ABSTRACT

Muslim Women and Sport is a collection of accounts of ways in which people construct and live their lives in different situations. The term ‘sport’ is used in its widest sense to cover all aspects of physical activity, including physical education and school sport, leisure/community-based participation and competitive sport at elite level. The contributors to this book come from fourteen countries: Bahrain, Bosnia and Herzegovina, Denmark, Egypt, Germany, Iran, Iraq, Morocco, Oman, South Africa, Syria, Turkey, the United Arab Emirates and the United Kingdom. It is the first international publication in the field of physical education and sport studies with an intersecting theme of women, sport and religion, set in a variety of cultural contexts. ‘Women, Islam and sport’ constitutes a contested area where issues of power intersect: for example, in gender relations and politics; where tensions arise between religious and secular values; and where answers need to be found between universal human rights, which can deny the significance of cultural distinctiveness, and cultural relativity, which can unacceptably justify inhumane activities on the grounds of long-held cultural traditions. In promoting understanding, the authors incorporate both Islamic studies and socio-cultural approaches to the analysis and interpretation of data. By focusing on the experiences of Muslim women, the reader can gain insight into the differences of situations, histories and nuances of power relations that influence their lives. The term ‘Muslim women’ is used to include all women who have committed themselves to the Islamic faith.
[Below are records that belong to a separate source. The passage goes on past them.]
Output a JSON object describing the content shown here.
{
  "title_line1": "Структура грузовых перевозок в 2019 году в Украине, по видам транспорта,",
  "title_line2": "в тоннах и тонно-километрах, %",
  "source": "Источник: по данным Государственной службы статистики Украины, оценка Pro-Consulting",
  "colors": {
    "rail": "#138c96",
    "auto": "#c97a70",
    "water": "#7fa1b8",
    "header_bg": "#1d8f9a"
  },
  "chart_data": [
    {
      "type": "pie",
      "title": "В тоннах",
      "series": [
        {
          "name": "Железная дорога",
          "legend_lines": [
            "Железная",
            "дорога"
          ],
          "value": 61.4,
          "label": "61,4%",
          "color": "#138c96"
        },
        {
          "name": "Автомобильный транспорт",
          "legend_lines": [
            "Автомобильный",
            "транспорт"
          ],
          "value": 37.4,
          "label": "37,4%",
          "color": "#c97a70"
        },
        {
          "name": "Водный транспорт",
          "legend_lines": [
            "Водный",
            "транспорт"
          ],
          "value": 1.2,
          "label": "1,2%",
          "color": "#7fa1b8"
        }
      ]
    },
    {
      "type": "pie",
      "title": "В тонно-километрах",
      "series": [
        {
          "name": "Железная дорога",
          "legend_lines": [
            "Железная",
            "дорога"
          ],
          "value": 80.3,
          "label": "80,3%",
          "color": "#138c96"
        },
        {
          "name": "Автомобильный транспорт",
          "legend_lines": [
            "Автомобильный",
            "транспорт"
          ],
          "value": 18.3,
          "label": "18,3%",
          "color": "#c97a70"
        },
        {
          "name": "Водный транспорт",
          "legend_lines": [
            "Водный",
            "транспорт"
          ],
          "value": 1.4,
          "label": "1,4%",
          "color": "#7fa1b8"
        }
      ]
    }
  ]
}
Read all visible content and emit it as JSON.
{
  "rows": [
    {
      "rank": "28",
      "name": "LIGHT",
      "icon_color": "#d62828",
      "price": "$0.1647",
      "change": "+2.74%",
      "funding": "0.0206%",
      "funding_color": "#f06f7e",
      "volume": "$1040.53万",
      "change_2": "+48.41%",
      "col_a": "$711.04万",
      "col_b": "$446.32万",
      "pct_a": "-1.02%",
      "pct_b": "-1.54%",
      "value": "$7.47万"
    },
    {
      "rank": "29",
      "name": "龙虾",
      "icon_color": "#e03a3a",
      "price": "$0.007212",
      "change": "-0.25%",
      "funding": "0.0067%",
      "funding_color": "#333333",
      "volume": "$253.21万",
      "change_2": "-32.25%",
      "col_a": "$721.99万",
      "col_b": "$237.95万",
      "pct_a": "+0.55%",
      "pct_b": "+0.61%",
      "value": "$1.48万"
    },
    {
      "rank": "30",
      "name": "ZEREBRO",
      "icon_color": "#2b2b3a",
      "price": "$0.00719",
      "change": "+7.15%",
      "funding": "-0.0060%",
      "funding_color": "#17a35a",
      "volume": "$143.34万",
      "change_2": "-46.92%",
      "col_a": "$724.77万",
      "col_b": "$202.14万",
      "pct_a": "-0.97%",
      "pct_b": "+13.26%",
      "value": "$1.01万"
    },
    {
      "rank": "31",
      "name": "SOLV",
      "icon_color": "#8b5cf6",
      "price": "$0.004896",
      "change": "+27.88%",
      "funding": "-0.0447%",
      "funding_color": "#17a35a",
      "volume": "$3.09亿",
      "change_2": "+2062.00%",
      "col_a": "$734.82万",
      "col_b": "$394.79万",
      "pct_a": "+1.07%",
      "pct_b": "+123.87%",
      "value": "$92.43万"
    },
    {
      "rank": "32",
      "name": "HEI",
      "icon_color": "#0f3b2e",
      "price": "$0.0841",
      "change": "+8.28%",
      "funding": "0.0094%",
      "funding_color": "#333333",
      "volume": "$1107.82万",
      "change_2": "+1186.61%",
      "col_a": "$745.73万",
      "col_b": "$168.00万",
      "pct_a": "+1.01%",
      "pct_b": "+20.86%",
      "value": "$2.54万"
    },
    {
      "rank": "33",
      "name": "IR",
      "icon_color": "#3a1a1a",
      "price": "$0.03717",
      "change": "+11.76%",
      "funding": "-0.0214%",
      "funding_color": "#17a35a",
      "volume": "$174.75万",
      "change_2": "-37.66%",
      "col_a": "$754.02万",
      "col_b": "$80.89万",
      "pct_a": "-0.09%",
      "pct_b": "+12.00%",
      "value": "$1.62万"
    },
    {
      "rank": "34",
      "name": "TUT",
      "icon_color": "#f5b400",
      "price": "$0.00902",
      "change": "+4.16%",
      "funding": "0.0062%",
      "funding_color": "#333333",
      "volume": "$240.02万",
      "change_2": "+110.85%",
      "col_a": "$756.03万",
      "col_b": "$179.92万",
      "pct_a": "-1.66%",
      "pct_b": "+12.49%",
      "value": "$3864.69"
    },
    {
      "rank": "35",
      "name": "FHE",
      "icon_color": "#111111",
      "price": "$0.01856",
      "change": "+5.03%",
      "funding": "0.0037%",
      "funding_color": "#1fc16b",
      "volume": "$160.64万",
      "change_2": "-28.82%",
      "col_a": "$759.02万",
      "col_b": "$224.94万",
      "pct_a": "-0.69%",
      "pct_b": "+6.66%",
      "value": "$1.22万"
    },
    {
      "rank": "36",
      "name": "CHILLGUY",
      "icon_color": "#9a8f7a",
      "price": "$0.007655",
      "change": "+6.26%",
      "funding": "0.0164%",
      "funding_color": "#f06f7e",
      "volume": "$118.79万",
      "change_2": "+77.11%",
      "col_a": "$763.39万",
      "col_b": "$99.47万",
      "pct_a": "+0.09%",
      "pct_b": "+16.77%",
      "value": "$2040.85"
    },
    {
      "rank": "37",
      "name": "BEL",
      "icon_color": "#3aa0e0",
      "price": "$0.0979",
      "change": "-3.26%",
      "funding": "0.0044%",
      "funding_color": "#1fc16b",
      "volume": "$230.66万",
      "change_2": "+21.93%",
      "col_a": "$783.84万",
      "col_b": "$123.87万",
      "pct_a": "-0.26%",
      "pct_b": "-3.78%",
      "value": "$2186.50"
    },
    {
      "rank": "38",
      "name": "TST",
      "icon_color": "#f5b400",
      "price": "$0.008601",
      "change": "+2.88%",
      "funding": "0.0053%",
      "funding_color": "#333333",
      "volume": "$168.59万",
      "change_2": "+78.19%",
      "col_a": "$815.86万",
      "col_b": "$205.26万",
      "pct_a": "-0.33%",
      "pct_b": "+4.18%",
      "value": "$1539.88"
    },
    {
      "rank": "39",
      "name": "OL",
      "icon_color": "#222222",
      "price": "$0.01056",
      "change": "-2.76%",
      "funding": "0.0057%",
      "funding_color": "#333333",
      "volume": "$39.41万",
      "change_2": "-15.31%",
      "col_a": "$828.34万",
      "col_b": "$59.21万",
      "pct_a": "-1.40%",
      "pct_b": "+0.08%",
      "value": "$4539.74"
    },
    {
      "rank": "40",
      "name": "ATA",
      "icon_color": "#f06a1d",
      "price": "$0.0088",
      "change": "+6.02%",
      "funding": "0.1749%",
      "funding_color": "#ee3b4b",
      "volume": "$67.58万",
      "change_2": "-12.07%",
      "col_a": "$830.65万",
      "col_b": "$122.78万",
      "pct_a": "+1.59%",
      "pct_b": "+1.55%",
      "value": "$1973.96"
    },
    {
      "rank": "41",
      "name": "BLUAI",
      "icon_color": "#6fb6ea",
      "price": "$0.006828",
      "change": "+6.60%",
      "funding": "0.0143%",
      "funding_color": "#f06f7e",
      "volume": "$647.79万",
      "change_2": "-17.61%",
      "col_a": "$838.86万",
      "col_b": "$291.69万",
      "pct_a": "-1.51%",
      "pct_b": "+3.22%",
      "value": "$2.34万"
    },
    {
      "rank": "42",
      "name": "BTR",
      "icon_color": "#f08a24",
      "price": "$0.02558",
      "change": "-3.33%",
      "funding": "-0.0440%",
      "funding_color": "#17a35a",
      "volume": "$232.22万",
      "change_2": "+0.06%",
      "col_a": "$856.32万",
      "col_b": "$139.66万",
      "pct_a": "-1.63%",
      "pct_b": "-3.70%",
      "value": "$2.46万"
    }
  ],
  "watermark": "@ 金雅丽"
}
Although the use of ‘Islamic women’ is becoming popular in everyday usage, it is a term normally reserved for those who are related to, empathetic with or belonging to political Islamic organisations. Therefore, the term ‘Muslim women’ is used in this book to be as inclusive of Islamic faith followers as possible. The predominantly qualitative insights into women’s

lives are not intended to be representative but to offer rich descriptions of the lives of people who are normally silent and of histories not previously written. In a world of multiple realities, this book offers a unique collection of narratives, including those from experienced leaders and practitioners in the field of sport and those from emerging and established researchers. Waljee (2008: 99), in her research on transitions in the lives of Muslim women in Tajikistan, critiques academia dominated by Western researchers who do not treat as equal the accounts of women already redefining their roles in complex political, economic and cultural contexts:

Western (even feminist) conceptualisations of gender relations will always remain at best incomplete and at worst misguided. To gain a better understanding of what is played out in such relations it is crucial to pay more attention to political, economic and cultural context so as to understand how communities have historically dealt with imposed ideologies that are diametrically opposed to their values.